Adventures in Machine Learning

Mastering Pandas: How to Remove Duplicate Rows in DataFrames

Dataframe manipulation in pandas is one of the most sought-after skills in the data analysis field. Duplicate rows can be problematic while performing data analysis tasks and can lead to unnecessary errors.

Pandas provides the ‘drop_duplicates()’ function to deal with this issue. This function can remove the duplicate rows across all columns or a subset of columns from any given pandas dataframe.

In this article, we will discuss the different ways to remove duplicate rows in a pandas dataframe. Using drop_duplicates() function:

Pandas drop_duplicates() function is an in-built function that is used to remove duplicate rows in a pandas dataframe.

By default, this function considers all the columns in the dataframe while removing duplicates. The syntax for using this function is as follows:

df.drop_duplicates()

Where ‘df’ is the variable that stores the dataframe.

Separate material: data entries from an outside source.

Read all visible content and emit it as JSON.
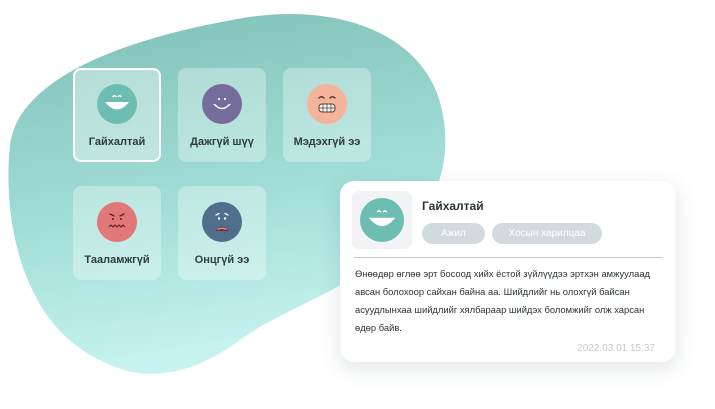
{
  "colors": {
    "blob_top": "#7fbfb6",
    "blob_bottom": "#c6f3ef",
    "great": "#6dbdb3",
    "bored": "#746d9c",
    "confused": "#f3b49b",
    "unpleasant": "#e27777",
    "sad": "#4f6f8d",
    "tag_bg": "#d3dadd"
  },
  "moods": [
    {
      "label": "Гайхалтай",
      "icon": "happy-face-icon",
      "selected": true
    },
    {
      "label": "Дажгүй шүү",
      "icon": "content-face-icon",
      "selected": false
    },
    {
      "label": "Мэдэхгүй ээ",
      "icon": "grimace-face-icon",
      "selected": false
    },
    {
      "label": "Тааламжгүй",
      "icon": "upset-face-icon",
      "selected": false
    },
    {
      "label": "Онцгүй ээ",
      "icon": "sad-face-icon",
      "selected": false
    }
  ],
  "entry": {
    "mood": "Гайхалтай",
    "icon": "happy-face-icon",
    "tags": [
      "Ажил",
      "Хосын харилцаа"
    ],
    "text": "Өнөөдөр өглөө эрт босоод хийх ёстой зүйлүүдээ эртхэн амжуулаад авсан болохоор сайхан байна аа. Шийдлийг нь олохгүй байсан асуудлынхаа шийдлийг хялбараар шийдэх боломжийг олж харсан өдөр байв.",
    "timestamp": "2022.03.01  15:37"
  }
}
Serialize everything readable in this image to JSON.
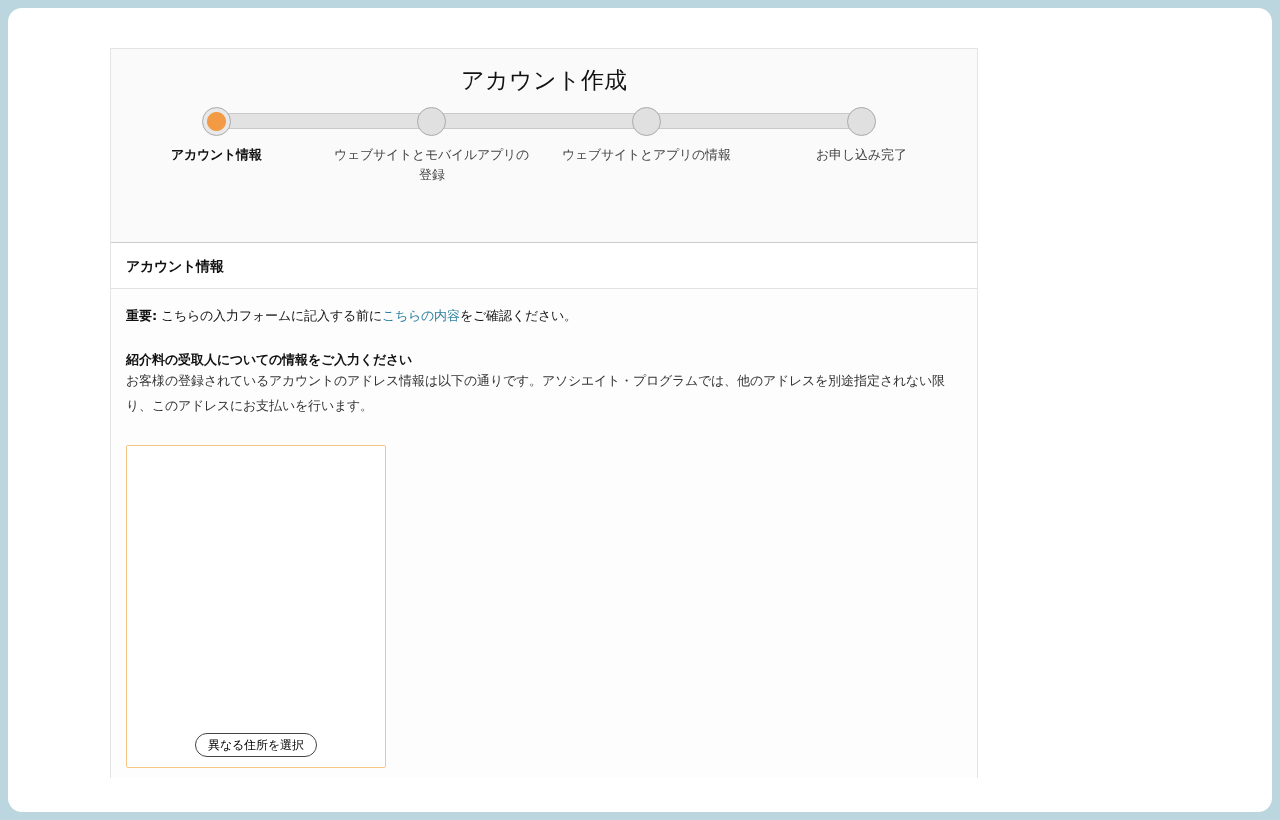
{
  "title": "アカウント作成",
  "steps": [
    {
      "label": "アカウント情報",
      "current": true
    },
    {
      "label": "ウェブサイトとモバイルアプリの登録",
      "current": false
    },
    {
      "label": "ウェブサイトとアプリの情報",
      "current": false
    },
    {
      "label": "お申し込み完了",
      "current": false
    }
  ],
  "section": {
    "heading": "アカウント情報",
    "notice": {
      "label": "重要:",
      "text_before": "こちらの入力フォームに記入する前に",
      "link": "こちらの内容",
      "text_after": "をご確認ください。"
    },
    "subheading": "紹介料の受取人についての情報をご入力ください",
    "description": "お客様の登録されているアカウントのアドレス情報は以下の通りです。アソシエイト・プログラムでは、他のアドレスを別途指定されない限り、このアドレスにお支払いを行います。",
    "address_card": {
      "button": "異なる住所を選択"
    }
  }
}
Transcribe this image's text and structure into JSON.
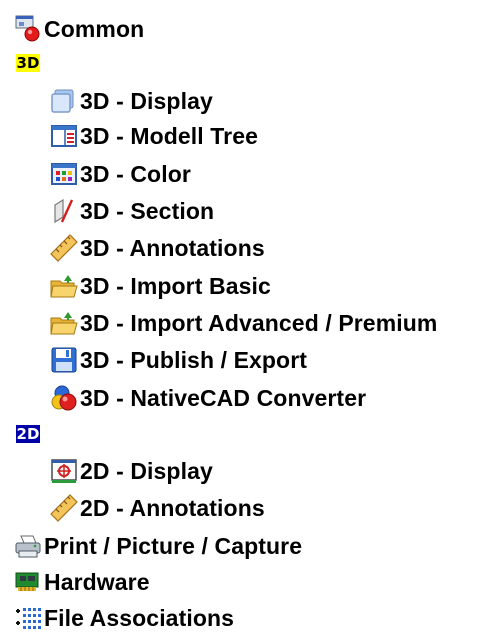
{
  "tree": {
    "common": "Common",
    "group_3d": {
      "badge": "3D"
    },
    "items_3d": [
      {
        "label": "3D - Display",
        "icon": "display-cube-icon"
      },
      {
        "label": "3D - Modell Tree",
        "icon": "model-tree-icon"
      },
      {
        "label": "3D - Color",
        "icon": "color-palette-icon"
      },
      {
        "label": "3D - Section",
        "icon": "section-plane-icon"
      },
      {
        "label": "3D - Annotations",
        "icon": "ruler-icon"
      },
      {
        "label": "3D - Import Basic",
        "icon": "folder-open-icon"
      },
      {
        "label": "3D - Import Advanced / Premium",
        "icon": "folder-open-icon"
      },
      {
        "label": "3D - Publish / Export",
        "icon": "floppy-disk-icon"
      },
      {
        "label": "3D - NativeCAD Converter",
        "icon": "converter-icon"
      }
    ],
    "group_2d": {
      "badge": "2D"
    },
    "items_2d": [
      {
        "label": "2D - Display",
        "icon": "crosshair-display-icon"
      },
      {
        "label": "2D - Annotations",
        "icon": "ruler-icon"
      }
    ],
    "print": "Print / Picture / Capture",
    "hardware": "Hardware",
    "file_assoc": "File Associations"
  }
}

However, we need to specify additional arguments to perform specific tasks such as removing duplicates across specific columns. Removing Duplicates Across All Columns:

To remove duplicates across all columns in a dataframe, we need to use the ‘keep’ parameter in ‘drop_duplicates()’ function.

By default, keep is set to ‘first’ which means it keeps the first occurrence and deletes the subsequent occurrences. To keep the last occurrence, we can set keep parameter as ‘last’.

To keep none, i.e., delete all duplicates, we can set the keep parameter as ‘False’. The syntax for removing duplicates across all columns is as follows:

df.drop_duplicates(keep=False)

This will remove all the duplicate rows from the dataframe.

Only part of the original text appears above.